Being on the way out of this department, I finally could not contain my curiosity any longer. I must know who is this Me and what she looks like. I told myself, “if she is in a wheelchair, I don’t care. I’m only going to be working with her only another two months or so, so I won’t let it color my perception of her.” With that mindset, I got to work. Facebook turned up a girl around the right age with the largest, longest, shiniest forehead I have ever seen. She even had some photos of Seattle’s Public Market. That must be it, I thought. It’s her long and shiny forehead why people avoided working with her.
But upon further inspection, there were an awful lot of University of Arizona photos. She’s not the one. LinkedIn was next and there I found her pretty quickly. It was there that I saw her photo.

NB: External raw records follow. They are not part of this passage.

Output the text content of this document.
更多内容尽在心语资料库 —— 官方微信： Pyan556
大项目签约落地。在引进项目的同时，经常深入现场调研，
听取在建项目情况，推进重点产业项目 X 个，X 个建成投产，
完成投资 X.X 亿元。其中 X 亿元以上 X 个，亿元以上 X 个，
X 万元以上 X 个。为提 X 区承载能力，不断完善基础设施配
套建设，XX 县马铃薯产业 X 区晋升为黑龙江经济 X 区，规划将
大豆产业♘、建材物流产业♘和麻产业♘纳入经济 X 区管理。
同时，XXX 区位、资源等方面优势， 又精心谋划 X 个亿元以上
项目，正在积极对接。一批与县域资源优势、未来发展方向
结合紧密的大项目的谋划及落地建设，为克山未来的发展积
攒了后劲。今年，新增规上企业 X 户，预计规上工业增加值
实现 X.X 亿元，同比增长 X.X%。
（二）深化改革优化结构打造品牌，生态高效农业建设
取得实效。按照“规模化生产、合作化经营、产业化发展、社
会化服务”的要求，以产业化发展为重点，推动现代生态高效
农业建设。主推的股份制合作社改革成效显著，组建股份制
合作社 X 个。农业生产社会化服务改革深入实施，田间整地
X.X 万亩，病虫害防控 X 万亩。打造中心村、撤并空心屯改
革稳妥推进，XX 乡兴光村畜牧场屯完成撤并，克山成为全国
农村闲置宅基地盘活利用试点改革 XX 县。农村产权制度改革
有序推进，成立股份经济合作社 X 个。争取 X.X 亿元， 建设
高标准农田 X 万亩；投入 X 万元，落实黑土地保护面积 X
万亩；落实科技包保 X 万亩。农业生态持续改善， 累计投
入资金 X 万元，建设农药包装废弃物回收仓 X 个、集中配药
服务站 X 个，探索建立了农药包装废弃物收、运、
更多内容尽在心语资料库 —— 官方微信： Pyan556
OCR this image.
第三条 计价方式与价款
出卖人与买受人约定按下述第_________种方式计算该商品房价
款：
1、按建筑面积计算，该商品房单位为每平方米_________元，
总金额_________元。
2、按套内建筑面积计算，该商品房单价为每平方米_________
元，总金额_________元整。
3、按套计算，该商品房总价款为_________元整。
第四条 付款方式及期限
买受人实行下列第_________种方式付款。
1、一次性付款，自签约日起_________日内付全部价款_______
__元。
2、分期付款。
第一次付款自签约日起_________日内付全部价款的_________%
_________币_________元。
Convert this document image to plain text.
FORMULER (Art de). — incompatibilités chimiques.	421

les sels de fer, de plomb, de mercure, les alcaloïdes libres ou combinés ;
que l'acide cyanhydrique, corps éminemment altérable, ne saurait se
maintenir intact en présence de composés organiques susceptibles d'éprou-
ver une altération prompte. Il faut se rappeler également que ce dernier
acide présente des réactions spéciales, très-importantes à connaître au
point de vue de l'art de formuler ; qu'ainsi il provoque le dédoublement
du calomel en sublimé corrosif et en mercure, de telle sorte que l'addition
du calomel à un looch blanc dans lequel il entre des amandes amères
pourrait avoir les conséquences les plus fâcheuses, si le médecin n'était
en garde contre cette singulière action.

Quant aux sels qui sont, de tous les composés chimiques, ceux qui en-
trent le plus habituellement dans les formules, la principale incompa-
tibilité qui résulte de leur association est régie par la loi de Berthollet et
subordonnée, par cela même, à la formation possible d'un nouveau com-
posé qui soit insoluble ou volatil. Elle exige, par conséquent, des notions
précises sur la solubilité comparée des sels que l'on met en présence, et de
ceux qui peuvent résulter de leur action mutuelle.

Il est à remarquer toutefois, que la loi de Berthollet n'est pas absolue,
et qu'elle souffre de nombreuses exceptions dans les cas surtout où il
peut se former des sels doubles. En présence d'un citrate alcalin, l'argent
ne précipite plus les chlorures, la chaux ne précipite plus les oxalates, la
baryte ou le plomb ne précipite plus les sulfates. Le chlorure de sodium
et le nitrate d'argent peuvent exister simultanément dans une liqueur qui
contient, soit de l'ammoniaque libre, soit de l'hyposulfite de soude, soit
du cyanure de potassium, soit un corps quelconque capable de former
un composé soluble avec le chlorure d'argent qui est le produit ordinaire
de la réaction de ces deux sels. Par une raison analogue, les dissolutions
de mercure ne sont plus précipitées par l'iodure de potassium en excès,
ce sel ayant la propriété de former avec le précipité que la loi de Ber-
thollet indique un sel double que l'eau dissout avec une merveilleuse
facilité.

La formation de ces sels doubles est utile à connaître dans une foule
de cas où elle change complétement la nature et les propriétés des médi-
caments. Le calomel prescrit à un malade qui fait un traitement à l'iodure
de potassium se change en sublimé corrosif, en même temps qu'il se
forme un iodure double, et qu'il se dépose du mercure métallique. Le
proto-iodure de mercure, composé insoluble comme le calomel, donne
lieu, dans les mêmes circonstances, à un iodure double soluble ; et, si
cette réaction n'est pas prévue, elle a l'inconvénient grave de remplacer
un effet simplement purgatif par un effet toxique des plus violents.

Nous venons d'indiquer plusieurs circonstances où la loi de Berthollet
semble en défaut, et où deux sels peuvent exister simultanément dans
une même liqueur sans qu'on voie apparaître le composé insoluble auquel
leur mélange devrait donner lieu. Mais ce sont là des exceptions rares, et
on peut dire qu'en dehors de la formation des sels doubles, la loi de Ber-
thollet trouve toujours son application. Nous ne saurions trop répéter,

A young, idealistic girl in her early to mid 20s, with wavy hair and geometric pendant earrings in the shape of stylized icicles. She looked like someone in their senior year of college, or perhaps had just graduated. What struck me about her photo is the thorough sense of goodness and well-wishing that emanated from her facial expression. There was innocence and a complete LACK of envy, sabotage, glint of evil, that you would see in everyone else’s LinkedIn photo. Everyone is different but it was always there, a sneer, a hint of ridicule, a slightly concealed sense of superiority. Even getting through college, before even starting their first job, people generally lost their innocence and youthful idealism and took on some element of jadedness. And yet there it was Me’s photo that was completely devoid of it. She projected only goodness, innocence and benevolence. It was so rare that I had to stop for a moment and try to wrap my mind around it.
Now, I don’t think it’s my role to rid Me of her innocence and naïveté, to educate her to the true nature of the world and people’s deceptiveness and underhandedness. She may come to those conclusions herself, and maybe she won’t. Maybe she will remain that innocent and pure her whole life. If she does, it will be a rare and precious occurrence indeed.